CVE-2021-24446: 
WordPress vulnerability analysis and mitigation

The Remove Footer Credit WordPress plugin before version 1.0.6 was identified with CVE-2021-24446. This vulnerability was discovered by researcher apple502j and was publicly disclosed on July 12, 2021. The security issue affects the plugin's settings functionality, specifically related to Cross-Site Request Forgery (CSRF) and potential Stored Cross-Site Scripting (XSS) vulnerabilities (WPScan).

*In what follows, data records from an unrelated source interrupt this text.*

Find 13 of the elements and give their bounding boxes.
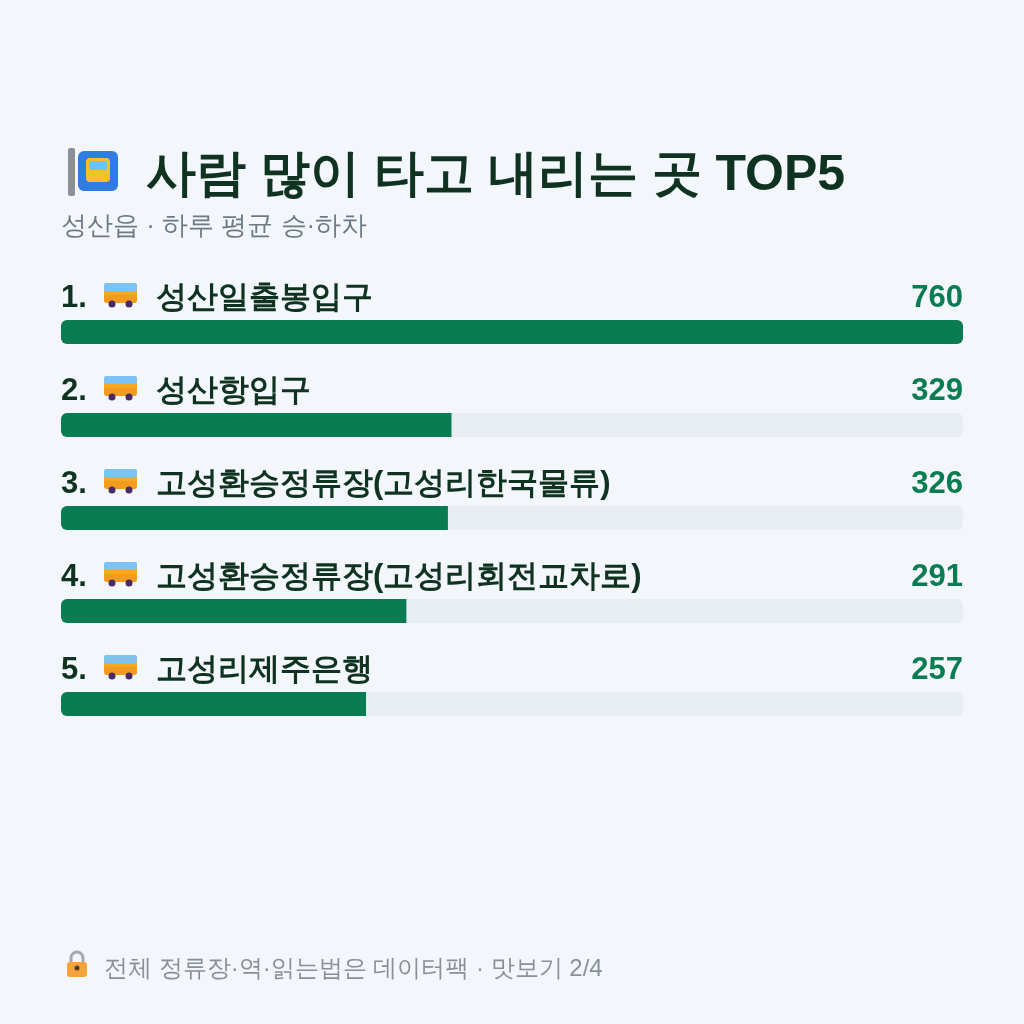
category-label: 3. 고성환승정류장(고성리한국물류): [61, 465, 611, 500]
data-label: 291: [911, 558, 963, 593]
category-label: 1. 성산일출봉입구: [61, 279, 373, 314]
data-label: 760: [911, 279, 963, 314]
chart-title: 사람 많이 타고 내리는 곳 TOP5: [146, 145, 846, 201]
data-label: 326: [911, 465, 963, 500]
category-label: 4. 고성환승정류장(고성리회전교차로): [61, 558, 642, 593]
chart-subtitle: 성산읍 · 하루 평균 승·하차: [61, 210, 368, 240]
text: 전체 정류장·역·읽는법은 데이터팩 · 맛보기 2/4: [104, 954, 603, 981]
category-label: 2. 성산항입구: [61, 372, 311, 407]
data-label: 257: [911, 651, 963, 686]
category-label: 5. 고성리제주은행: [61, 651, 373, 686]
data-label: 329: [911, 372, 963, 407]
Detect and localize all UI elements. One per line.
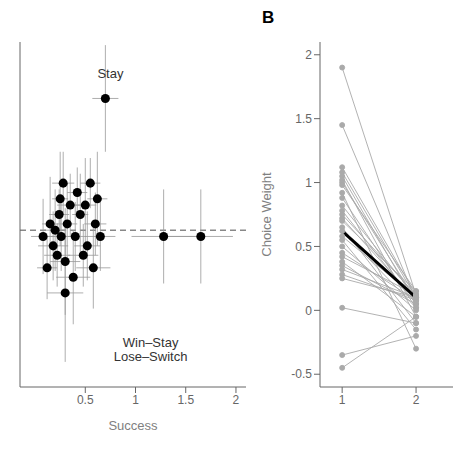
svg-text:Win–StayLose–Switch: Win–StayLose–Switch <box>114 335 188 364</box>
svg-text:1.5: 1.5 <box>295 112 312 126</box>
svg-text:Stay: Stay <box>97 66 124 81</box>
svg-text:1.5: 1.5 <box>177 393 194 407</box>
svg-text:-0.5: -0.5 <box>291 367 312 381</box>
svg-text:0.5: 0.5 <box>77 393 94 407</box>
svg-text:0.5: 0.5 <box>295 240 312 254</box>
svg-text:0: 0 <box>305 304 312 318</box>
svg-text:Success: Success <box>108 418 158 433</box>
svg-text:2: 2 <box>305 48 312 62</box>
svg-text:Choice Weight: Choice Weight <box>259 172 274 257</box>
svg-text:1: 1 <box>339 393 346 407</box>
html-text:B: B <box>262 8 275 27</box>
svg-text:1: 1 <box>132 393 139 407</box>
svg-text:1: 1 <box>305 176 312 190</box>
svg-text:2: 2 <box>233 393 240 407</box>
svg-text:2: 2 <box>413 393 420 407</box>
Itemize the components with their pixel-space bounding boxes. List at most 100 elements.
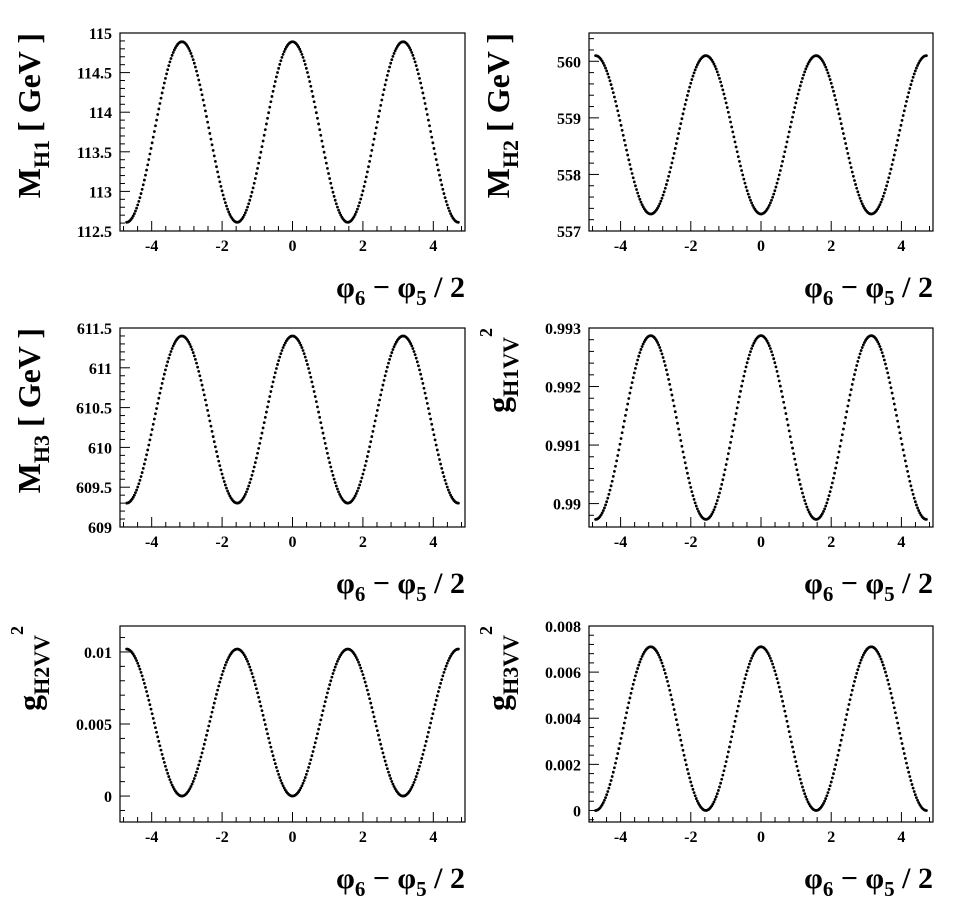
data-point bbox=[195, 69, 198, 73]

The vulnerability stems from the absence of CSRF protection mechanisms when saving plugin settings, combined with inadequate input sanitization. The issue received a CVSS score of 7.1 (High) and is classified under CWE-352. According to the OWASP Top 10, it falls under the A2: Broken Authentication and Session Management category (WPScan).

The vulnerability could allow attackers to manipulate plugin settings through logged-in administrators and potentially execute stored cross-site scripting attacks. The XSS impact varies depending on the WordPress theme in use, with confirmed testing on the Twenty Twenty theme (WPScan).

The vulnerability was addressed in version 1.0.6 of the Remove Footer Credit plugin, which implemented CSRF protection. However, it's worth noting that the initial fix only removed script tags for XSS protection, leading to a separate authenticated stored XSS issue that required additional patching (WPScan).